As I continue to move across the institutional spectrum, these differences are as instructive as the similarities. All of this only reinforces the old saw of “all politics are local.” For whatever limitations PLC may have, it is a relatively safe space to launch a career, or rather build on an already extensive foray into the halls of academe. Already an accomplished teacher and dedicated worker bee, it will be important to keep one’s eyes on the prize, which is to say, one’s research agenda, even as I luxuriate in and nervously anticipate the opportunity to teach talented, traditional students once again.
The adult learners I have taught for the last two years have been remarkable, and the shift in professional perception one gets teaching at a place like Cold City U. is bracing and wonderful. Traditional students have their pitfalls, especially at baccalaureate colleges where the expectations for faculty-student interaction are rather high, at times almost strangely infantile. (Moment: a panel featuring undergrads where one plaintively states she expects us to be “family”) But the change suits me, in exactly that dimension: as a change and challenge of mind. As many of us increasingly move around the profession and across different dimensions of student constituency, the ability to teach in the different registers that movement requires is what distinguishes the teacher from the technocrat.
So it’s not an argument of either/or: either talented students or the dregs, trad or non-trad, grammatical skills or illiterate dullards, bright-eyed eager beavers or exhausted lumpen.

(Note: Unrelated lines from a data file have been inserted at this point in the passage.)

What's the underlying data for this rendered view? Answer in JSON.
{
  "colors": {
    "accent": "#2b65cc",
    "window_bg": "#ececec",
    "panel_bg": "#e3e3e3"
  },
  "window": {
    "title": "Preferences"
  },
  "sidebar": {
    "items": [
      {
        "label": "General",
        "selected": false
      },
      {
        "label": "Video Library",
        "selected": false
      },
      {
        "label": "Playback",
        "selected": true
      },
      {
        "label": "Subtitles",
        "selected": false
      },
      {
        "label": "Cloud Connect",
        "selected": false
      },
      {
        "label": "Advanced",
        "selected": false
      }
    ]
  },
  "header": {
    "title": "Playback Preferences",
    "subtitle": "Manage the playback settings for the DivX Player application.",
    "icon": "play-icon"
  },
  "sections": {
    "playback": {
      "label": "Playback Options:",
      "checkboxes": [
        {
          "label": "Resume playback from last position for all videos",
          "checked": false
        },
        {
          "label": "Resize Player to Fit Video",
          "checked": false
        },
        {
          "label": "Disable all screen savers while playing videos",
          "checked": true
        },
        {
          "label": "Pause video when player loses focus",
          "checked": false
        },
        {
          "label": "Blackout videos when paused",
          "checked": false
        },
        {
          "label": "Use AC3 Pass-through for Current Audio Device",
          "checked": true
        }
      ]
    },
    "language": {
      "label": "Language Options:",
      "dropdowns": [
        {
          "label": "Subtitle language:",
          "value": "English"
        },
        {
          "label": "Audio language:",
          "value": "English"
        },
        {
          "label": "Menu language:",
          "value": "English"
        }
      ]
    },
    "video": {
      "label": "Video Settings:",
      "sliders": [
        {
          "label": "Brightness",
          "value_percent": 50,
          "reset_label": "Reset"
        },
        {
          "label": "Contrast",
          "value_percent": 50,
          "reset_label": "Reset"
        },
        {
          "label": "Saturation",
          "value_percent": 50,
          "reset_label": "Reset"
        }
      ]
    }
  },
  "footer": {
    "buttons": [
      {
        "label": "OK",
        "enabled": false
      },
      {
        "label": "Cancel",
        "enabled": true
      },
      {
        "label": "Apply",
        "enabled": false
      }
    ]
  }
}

It is rather a realisation that one needs to speak to all of those groups simultaneously, which reveres and honours the act of teaching in ways that most admin speak give short-shrift, even at “teaching institutions,” with their nifty slogans and empty pockets. Bad teaching remains the dirty little secret of the profession: many of us can’t really do it terribly well, I would argue, and those of us who do slide down the professional ladder unrespected. Tim Burke has had a
fascinating conversation over at
Easily Distracted on popular anger at the academy, and I think that robotic or disinterested teaching is one of the reasons as to why we, as a social and professional class, are both respected and loathed with equal measure.
My temporary return to the Casa de los babys of traditional studentry signals also a return to a type of teaching that thrills and chills at the same time— the thrill of engaged, bright student interlocutors, and the chill of projection and home telephone numbers on syllabi. I think I’ll feast at the table of the former and forget to include the latter.
2 comments:
I think that I have deduced the institutional identity of PLC. Three days sounds horrific in my mind. I barely had patience for a couple of hours.
Being on a visiting fellowship is the best. I mean, what can they do? Fire you? Nope.
What gave it away? The tenderloin? Cripes, that was delish!